"I am coming to Fair View, dark Audrey," he went on. "In its garden there are roses yet blooming for thy hair; there are sweet verses calling to be read; there are cool, sequestered walks to be trodden, with thy hand in mine,—thy hand in mine, little maid. Life is but once; we shall never pass this way again. Drink the cup, wear the roses, live the verses! Of what sing all the sweetest verses, dark-eyed witch, forest Audrey?"
"Of love," said Audrey simply. She had freed her hand from his clasp, and her face was troubled. She did not understand; never had she seen him like this, with shining eyes and hot, unsteady touch.
"There is the ball at the Palace to-morrow night," he went on. "I must be there, for a fair lady and I are to dance together." He smiled. "Poor Audrey, who hath never been to a ball; who only dances with the elves, beneath the moon, around a beechen tree! The next day I will go to Fair View, and you will be at the glebe house, and we will take up the summer where we left it, that weary month ago."
"No, no," said Audrey hurriedly, and shook her head. A vague and formless trouble had laid its cold touch upon her heart; it was as though she saw a cloud coming up, but it was no larger than a man's hand, and she knew not what it should portend, nor that it would grow into a storm. He was strange to-day,—that she felt; but then all her day since the coming of Evelyn had been sad and strange.
The shaft of sunshine was gone from the stage, and all the house was in shadow. Audrey descended the two or three steps leading into the pit, and Haward followed her. Side by side they left the playhouse, and found themselves in the garden, and also in the presence of five or six ladies and gentlemen, seated upon the grass beneath a mulberry-tree, or engaged in rifling the grape arbor of its purple fruit.

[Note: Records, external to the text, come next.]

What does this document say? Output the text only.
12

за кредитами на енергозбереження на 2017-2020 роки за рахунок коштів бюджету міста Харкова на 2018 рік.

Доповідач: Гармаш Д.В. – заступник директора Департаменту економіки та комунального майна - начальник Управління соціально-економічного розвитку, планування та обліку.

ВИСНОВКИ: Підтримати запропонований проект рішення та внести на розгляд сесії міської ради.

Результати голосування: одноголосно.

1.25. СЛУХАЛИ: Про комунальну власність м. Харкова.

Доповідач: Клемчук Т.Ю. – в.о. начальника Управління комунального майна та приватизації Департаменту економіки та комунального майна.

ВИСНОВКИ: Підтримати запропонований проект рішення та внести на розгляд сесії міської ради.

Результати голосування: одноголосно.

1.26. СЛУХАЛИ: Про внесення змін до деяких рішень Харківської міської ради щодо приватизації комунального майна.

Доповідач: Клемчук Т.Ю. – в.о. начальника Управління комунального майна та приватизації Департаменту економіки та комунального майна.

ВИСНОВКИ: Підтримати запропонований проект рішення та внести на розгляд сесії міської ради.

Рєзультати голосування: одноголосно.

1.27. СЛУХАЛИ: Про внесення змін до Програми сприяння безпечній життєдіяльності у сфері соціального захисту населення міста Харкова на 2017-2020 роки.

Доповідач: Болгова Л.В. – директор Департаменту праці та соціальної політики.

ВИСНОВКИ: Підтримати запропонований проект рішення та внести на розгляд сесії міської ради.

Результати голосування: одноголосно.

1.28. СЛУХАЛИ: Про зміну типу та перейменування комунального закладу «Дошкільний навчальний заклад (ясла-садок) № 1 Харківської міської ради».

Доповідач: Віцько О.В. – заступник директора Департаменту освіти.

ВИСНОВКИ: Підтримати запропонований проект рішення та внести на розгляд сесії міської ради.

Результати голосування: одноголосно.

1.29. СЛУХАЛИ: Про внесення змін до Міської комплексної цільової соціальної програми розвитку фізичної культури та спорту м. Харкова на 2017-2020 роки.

The garden was a public one, and this gay little party, having tired of the Indian spectacle, had repaired hither to treat of its own affairs. Moreover, it had been there, scattered upon the grass in view of the playhouse door, for the better part of an hour. Concerned with its own wit and laughter, it had caught no sound of low voices issuing from the theatre; and for the two who talked within, all outward noise had ranked as coming from the distant, crowded fields.
A young girl, her silken apron raised to catch the clusters which a gentleman, mounted upon a chair, threw down, gave a little scream and let fall her purple hoard. "'Gad!" cried the gentleman. One and another exclaimed, and a withered beauty seated beneath the mulberry-tree laughed shrilly.
A moment, an effort, a sharp recall of wandering thoughts, and Haward had the situation in hand. An easy greeting to the gentlemen, debonair compliments for the ladies, a question or two as to the entertainment they had left, then a negligent bringing forward of Audrey. "A little brown ward and ancient playmate of mine,—shot up in the night to be as tall as a woman. Make thy curtsy, child, and go tell the minister what I have said on the subject he wots of."
Audrey curtsied and went away, having never raised her eyes to note the stare of curiosity, the suppressed smile, the glance from eye to eye, which had trod upon her introduction to the company. Haward, remaining with his friends and acquaintances, gathered grapes for the blooming girl and the withered beauty, and for a little, smiling woman who was known for as arrant a scandalmonger as could be found in Virginia.